The problem had been impacting about 1,100 customers. Some residents complained on social media of “power surges,” but Penelec spokesman Todd Meyers said it was actually a momentary flicker of power.

“It’s not the kind of thing that damages appliances — it’s more of an annoying thing,” Meyers said. “We don’t like to inconvenience anyone, and nothing can be more annoying that seeing things blink, especially when it happens repeatedly. It can be a bit maddening.”

Here’s what’s happening: Crews are working on a substation a little bit south of Edinboro on Route 99. While working, they’ve need to de-energize the equipment. The customers that would typically be served by that substation are now being served from another circuit, “so our system is a little bit out of normal configuration,” Meyers said.

With that came the power flickers for the past few evenings. Each evening, Penelec received about 20 phone calls about the flickers. Penelec staff believe the problem was being caused by an “oversensitive” recloser, Meyers said. When the recloser is working properly, it is supposed to protect the lines against tree branches. If a branch touches the powerline, the recloser opens, and when it sense the problem is resolved, it closes again. That makes the power go off and then back on again.

Meyers said crews went out to investigate the issue. Fault indicators were placed on the lines to identify the cause, but they were unable to find any of the usual suspects (tree limbs brushing against the line). An engineer has determined it was likely a recloser. Penelec now has bypassed the recloser and the company believes the problem is resolved.

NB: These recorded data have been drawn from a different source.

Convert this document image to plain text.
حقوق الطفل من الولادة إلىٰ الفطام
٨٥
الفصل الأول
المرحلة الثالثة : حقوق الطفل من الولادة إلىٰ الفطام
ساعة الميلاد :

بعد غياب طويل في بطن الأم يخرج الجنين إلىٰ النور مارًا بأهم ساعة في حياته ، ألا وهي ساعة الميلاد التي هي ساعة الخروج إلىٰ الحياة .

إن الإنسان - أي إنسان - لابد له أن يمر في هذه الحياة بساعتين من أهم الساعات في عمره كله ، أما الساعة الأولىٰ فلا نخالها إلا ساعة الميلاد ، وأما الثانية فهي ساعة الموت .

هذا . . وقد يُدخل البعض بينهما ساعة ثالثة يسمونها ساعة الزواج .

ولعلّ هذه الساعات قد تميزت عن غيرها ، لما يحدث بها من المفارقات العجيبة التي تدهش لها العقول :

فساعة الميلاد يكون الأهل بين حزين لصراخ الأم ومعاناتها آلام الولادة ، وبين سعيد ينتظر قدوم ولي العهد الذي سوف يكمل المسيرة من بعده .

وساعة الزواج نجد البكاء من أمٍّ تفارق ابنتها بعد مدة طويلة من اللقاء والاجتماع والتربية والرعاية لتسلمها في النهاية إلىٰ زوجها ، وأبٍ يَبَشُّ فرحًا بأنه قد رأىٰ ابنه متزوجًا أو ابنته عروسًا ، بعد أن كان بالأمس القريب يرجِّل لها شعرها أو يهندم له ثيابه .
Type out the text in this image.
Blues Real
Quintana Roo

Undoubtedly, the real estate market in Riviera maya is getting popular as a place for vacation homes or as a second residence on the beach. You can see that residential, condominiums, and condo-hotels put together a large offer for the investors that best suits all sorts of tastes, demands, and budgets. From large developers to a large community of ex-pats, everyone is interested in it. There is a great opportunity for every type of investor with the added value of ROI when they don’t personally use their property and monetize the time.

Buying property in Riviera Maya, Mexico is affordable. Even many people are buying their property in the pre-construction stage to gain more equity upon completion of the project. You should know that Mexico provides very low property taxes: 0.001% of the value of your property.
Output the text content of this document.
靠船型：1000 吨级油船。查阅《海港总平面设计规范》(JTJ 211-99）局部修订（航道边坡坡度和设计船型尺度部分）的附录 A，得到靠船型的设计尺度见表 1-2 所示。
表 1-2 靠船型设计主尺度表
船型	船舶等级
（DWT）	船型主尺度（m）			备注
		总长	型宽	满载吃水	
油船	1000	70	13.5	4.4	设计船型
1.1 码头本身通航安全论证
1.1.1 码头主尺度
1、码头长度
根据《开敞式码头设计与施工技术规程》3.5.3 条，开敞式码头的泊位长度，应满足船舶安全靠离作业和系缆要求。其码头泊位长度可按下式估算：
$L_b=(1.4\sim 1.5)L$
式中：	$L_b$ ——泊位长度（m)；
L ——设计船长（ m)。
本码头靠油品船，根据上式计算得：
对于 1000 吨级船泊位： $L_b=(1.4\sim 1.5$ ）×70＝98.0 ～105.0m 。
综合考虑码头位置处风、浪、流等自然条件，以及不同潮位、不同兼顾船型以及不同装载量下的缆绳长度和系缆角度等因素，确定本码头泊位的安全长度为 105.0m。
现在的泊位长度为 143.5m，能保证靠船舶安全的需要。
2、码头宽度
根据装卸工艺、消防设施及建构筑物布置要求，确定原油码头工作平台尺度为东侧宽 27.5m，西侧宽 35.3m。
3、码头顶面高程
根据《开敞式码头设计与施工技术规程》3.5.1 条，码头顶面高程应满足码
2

Residents also had complained that the flickering power happened at about the same time every evening. Meyers said they suspect it was some sort of local, large piece of equipment that turned on at that same time each day — “like maybe a pump at a sewage station,” Meyers said.

With the recloser bypassed, Penelec said they had no reports of power issues in the area overnight on Oct. 6 to Oct. 7.

It was not a power surge, Meyers noted. In the case of a power surge, a higher voltage wire attached to the top of a utility pole somehow falls into a lower voltage wire attached below it. When the wires touch, it sends a surge of power through the lines. That’s no good for customers and their appliances. But that’s not what was happening, according to Penelec.

“This type of instance shouldn’t have that problem. It’s annoying, and we don’t like that our customers are having to deal with it, but it shouldn’t be damaging to anything,” Meyers said.